What are the complications of transfusion?

Answer 29

Immunological - Early or late

Non-immunological - bacterial or viral

Early -

1. haemolytic reactions
2. Febrile non
3. Transfusion related acute lung injury
4. Reactions to proteins

Late

1. delayed haemolytic reactions
2. Post transfusion
3. Graft vs host disease

Question 30

What are the symptoms of an immediate haemolytic reaction?

Answer 30

Fever
Restlessness
Retrosternal or loin pain

High temp
Hypotension
Uncontrolled bleeding

Question 31

What is the difference between immediate haemolytic reaction and extravascular haemolytic reaction?

Answer 31

The immediate (intravascular) is caused by IgM antibodies targeting ABO and inducing complement activation -> haemolysis -> DIC and hypotension

Extravascular - IgG against Rh antibodies or kell, kidd or duffy.
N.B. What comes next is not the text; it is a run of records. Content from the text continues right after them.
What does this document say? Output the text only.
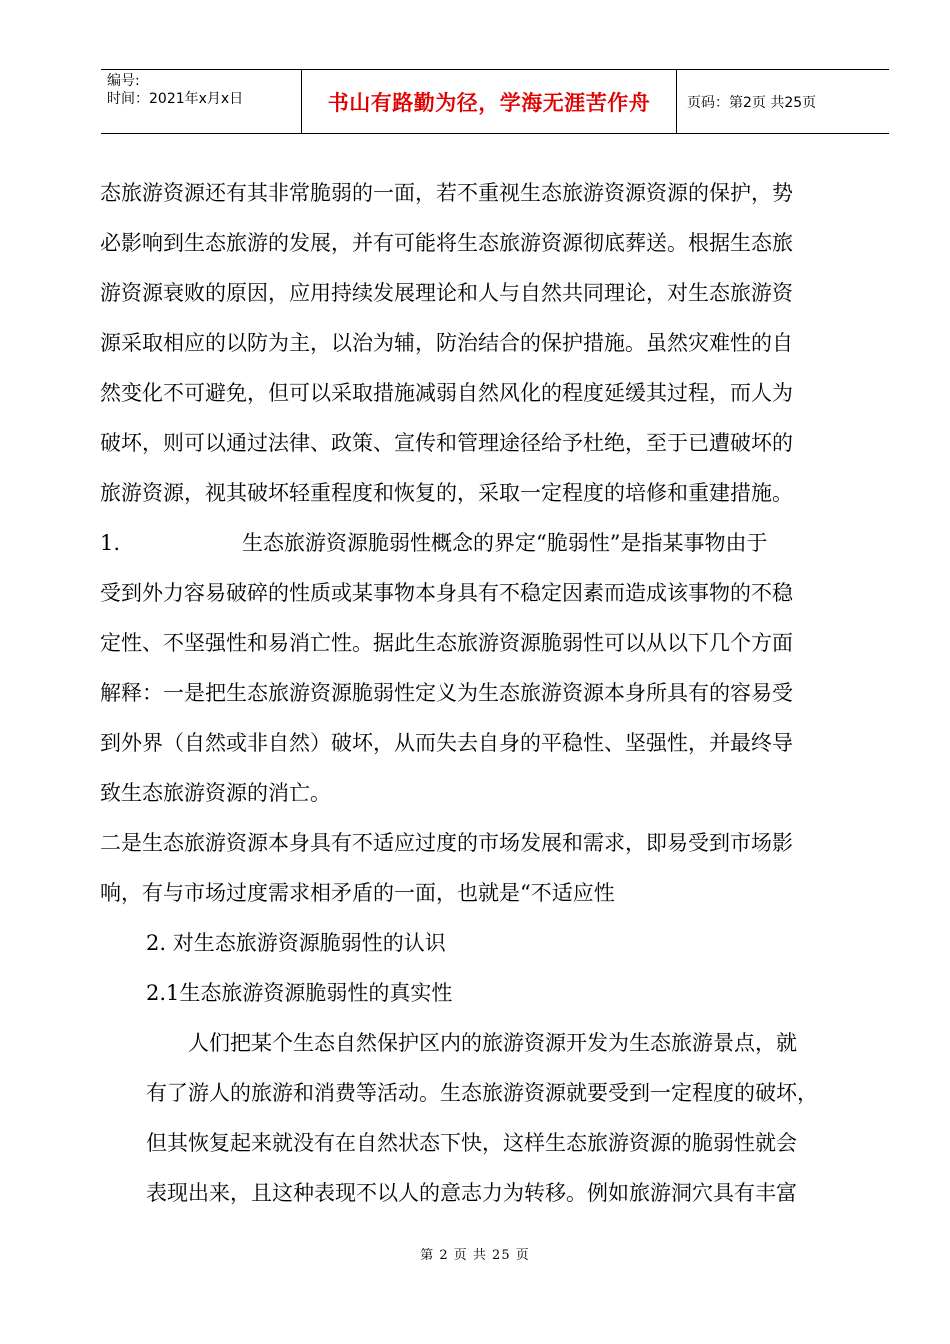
编号:
时间：2021年x月x日	书山有路勤为径，学海无涯苦作舟	页码：第2页 共25页

态旅游资源还有其非常脆弱的一面，若不重视生态旅游资源资源的保护，势

必影响到生态旅游的发展，并有可能将生态旅游资源彻底葬送。根据生态旅

游资源衰败的原因，应用持续发展理论和人与自然共同理论，对生态旅游资

源采取相应的以防为主，以治为辅，防治结合的保护措施。虽然灾难性的自

然变化不可避免，但可以采取措施减弱自然风化的程度延缓其过程，而人为

破坏，则可以通过法律、政策、宣传和管理途径给予杜绝，至于已遭破坏的

旅游资源，视其破坏轻重程度和恢复的，采取一定程度的培修和重建措施。

1.	生态旅游资源脆弱性概念的界定“脆弱性”是指某事物由于

受到外力容易破碎的性质或某事物本身具有不稳定因素而造成该事物的不稳

定性、不坚强性和易消亡性。据此生态旅游资源脆弱性可以从以下几个方面

解释：一是把生态旅游资源脆弱性定义为生态旅游资源本身所具有的容易受

到外界（自然或非自然）破坏，从而失去自身的平稳性、坚强性，并最终导

致生态旅游资源的消亡。

二是生态旅游资源本身具有不适应过度的市场发展和需求，即易受到市场影

响，有与市场过度需求相矛盾的一面，也就是“不适应性

2. 对生态旅游资源脆弱性的认识

2.1生态旅游资源脆弱性的真实性

人们把某个生态自然保护区内的旅游资源开发为生态旅游景点，就

有了游人的旅游和消费等活动。生态旅游资源就要受到一定程度的破坏，

但其恢复起来就没有在自然状态下快，这样生态旅游资源的脆弱性就会

表现出来，且这种表现不以人的意志力为转移。例如旅游洞穴具有丰富

第 2 页 共 25 页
Don’t activate complement beyond C3. -> opsonisation

Question 32

What is a delayed haemolytic reaction?

Answer 32

occurs 7-10 days after transfusion
Patient Hb falls and jaundice.

Is a memory response - reactivation

Question 33

What is a febrile non-haemolytic transfusion reaction?

Answer 33

Fever
Occur because of antibodies against white blood cell antigens in the patients serum.

Hard to differentiate from acute haemolytic reaction.